Bloomberg

Argentina bears fear more pain as Fernández de Kirchner returns

The mood in Manhattan couldn’t be much gloomier toward Argentina just days before President-elect Alberto Fernandez takes office.

In this handout photo released by Frente de Todos, presidential hopeful Alberto Fernández (right) and former President, current senator and vice-presidential hopeful Cristina Fernández de Kirchner wave to supporters during their closing camapign rally in Rosario, Santa Fe, on August 7, 2019. Foto: HO / FRENTE DE TODOS / AFP

The mood in Manhattan couldn’t be much gloomier toward Argentina just days before president-elect Alberto Fernández takes office.

At a panel discussion on Tuesday, the warning from investors and analysts was that the International Monetary Fund may not offer further support, the odds of a hard default remain high and incoming vice-president Cristina Fernández de Kirchner, who led Argentina from 2007 to 2015, will actually call the shots.

Creditors appear “on the losing end” as Fernández de Kirchner is “completely in charge” of the next government, said Jorge Piedrahita, chief executive officer of Gear Capital Partners. She probably had significant influence over the new president’s economic team, said longtime Argentina analyst Siobhan Morden.

They were speaking at a Debtwire event in New York alongside Greylock Capital Management’s AJ Mediratta and Jose Luis Vittor from Hogan Lovells. While Morden said it’s conceivable that Argentina, creditors and the IMF could reach a “mutually beneficial solution,” the general tone from the panel was far from the muted optimism in the days after Alberto Fernandez’s election in late October.

IMF threat

For one thing, Mediratta said the IMF is Argentina’s only obvious source of foreign capital at the moment. The risk, according to Piedrahita, is that the United States, the Fund’s largest shareholder, could use its leverage to withhold further support from Argentina as punishment if Fernandez pursues a softer approach on Venezuela and a deeper relationship with China.

The IMF has said its “decision to support a country’s economic program with IMF lending is a prerogative of the IMF’s Executive Board which represents the 189 members of the Fund.”

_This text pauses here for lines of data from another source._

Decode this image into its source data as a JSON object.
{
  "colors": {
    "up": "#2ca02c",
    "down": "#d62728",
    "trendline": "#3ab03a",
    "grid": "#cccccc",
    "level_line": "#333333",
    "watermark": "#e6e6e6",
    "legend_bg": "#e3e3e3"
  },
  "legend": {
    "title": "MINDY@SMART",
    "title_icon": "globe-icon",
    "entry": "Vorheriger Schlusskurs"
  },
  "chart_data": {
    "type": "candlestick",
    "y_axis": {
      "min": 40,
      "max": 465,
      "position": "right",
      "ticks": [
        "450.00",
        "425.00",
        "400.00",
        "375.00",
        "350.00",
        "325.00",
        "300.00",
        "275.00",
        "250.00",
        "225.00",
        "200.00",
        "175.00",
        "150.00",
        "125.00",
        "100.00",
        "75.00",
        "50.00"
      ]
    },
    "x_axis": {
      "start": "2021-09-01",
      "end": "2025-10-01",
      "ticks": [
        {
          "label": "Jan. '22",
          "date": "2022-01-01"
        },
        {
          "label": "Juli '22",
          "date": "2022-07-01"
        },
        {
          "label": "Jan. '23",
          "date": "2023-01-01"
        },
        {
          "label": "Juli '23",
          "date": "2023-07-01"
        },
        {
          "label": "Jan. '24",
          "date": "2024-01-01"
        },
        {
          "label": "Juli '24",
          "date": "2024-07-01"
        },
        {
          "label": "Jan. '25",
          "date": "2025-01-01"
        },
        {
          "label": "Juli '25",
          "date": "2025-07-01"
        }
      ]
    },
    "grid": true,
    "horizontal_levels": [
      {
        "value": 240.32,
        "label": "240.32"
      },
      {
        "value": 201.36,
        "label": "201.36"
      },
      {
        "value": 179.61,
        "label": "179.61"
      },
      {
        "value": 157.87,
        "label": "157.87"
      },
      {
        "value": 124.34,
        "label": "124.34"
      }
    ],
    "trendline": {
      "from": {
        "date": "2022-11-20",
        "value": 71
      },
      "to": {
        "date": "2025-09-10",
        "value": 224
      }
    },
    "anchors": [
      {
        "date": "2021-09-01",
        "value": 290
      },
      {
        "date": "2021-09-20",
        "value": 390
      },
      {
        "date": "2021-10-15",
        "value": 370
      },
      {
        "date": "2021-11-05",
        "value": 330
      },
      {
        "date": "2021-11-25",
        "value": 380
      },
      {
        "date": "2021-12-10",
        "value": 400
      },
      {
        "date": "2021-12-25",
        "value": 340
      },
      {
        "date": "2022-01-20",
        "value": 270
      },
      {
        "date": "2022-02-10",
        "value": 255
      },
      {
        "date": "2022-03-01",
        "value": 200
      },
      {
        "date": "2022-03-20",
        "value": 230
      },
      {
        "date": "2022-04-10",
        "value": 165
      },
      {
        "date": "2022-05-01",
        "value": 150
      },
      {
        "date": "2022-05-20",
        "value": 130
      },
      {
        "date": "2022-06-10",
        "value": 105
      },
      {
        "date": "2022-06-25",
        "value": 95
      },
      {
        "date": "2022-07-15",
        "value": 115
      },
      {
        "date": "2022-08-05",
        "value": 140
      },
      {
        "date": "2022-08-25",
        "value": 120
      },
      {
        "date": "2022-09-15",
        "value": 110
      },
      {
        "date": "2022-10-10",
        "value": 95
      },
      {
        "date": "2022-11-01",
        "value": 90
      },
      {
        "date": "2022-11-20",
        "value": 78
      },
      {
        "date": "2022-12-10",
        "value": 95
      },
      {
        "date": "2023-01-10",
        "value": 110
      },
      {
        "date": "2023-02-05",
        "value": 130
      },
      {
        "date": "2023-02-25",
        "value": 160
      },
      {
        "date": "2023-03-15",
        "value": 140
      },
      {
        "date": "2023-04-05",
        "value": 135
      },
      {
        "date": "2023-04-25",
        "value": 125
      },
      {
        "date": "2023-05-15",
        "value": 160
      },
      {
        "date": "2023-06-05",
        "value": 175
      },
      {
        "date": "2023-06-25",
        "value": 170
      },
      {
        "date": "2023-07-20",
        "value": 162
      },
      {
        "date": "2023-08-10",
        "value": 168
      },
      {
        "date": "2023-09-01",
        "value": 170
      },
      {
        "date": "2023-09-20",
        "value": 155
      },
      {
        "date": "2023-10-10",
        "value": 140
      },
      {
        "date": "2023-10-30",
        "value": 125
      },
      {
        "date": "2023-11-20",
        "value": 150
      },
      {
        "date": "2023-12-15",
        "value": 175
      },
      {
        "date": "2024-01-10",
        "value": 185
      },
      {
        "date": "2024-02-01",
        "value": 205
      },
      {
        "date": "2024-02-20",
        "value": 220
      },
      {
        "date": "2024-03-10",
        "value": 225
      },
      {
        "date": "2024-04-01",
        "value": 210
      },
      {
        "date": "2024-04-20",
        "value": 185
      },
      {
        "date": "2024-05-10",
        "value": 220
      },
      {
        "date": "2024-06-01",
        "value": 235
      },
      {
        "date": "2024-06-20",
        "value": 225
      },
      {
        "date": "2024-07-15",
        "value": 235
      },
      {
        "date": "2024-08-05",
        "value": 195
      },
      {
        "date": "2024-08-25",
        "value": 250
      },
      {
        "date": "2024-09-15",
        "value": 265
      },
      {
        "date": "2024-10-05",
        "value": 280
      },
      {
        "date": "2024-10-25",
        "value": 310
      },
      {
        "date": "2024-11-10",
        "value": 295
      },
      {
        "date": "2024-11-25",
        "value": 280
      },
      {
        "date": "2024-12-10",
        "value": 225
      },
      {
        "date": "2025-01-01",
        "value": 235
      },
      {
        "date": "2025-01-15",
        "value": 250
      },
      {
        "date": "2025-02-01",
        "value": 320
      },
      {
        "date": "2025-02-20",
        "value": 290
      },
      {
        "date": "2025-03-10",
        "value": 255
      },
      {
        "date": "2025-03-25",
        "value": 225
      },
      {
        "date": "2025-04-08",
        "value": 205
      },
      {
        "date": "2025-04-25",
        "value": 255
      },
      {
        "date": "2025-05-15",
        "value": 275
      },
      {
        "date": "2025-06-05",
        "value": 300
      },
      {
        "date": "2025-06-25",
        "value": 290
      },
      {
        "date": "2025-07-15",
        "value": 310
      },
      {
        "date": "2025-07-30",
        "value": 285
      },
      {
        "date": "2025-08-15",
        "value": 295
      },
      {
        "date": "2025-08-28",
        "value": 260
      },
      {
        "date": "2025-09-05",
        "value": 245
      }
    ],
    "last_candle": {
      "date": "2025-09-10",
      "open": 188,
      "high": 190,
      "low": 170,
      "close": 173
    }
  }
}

A more pressing concern is that Argentina probably won’t get the rest of its current IMF disbursement, according to Morden, head of Latin America fixed income strategy at Amherst Pierpont Securities.

She said the odds of a hard default are “quite high,” and that it’s unrealistic to expect the nation to complete a debt restructuring in just a few months, especially when Alberto Fernández appears to be prioritizsng foreign policy over the local economy.

“He hasn’t addressed the problems,” she said. “He’s just saying whatever is politically convenient to say.”

‘Time bomb’

Investors view Buenos Aires Province as an initial test for how the Fernández government will treat creditors. The province has more than half a billion dollars in debt coming due next month and scarce funds to pay.

“It’s not clear where the money comes from,” Mediratta said. “It’s a ticking time bomb.”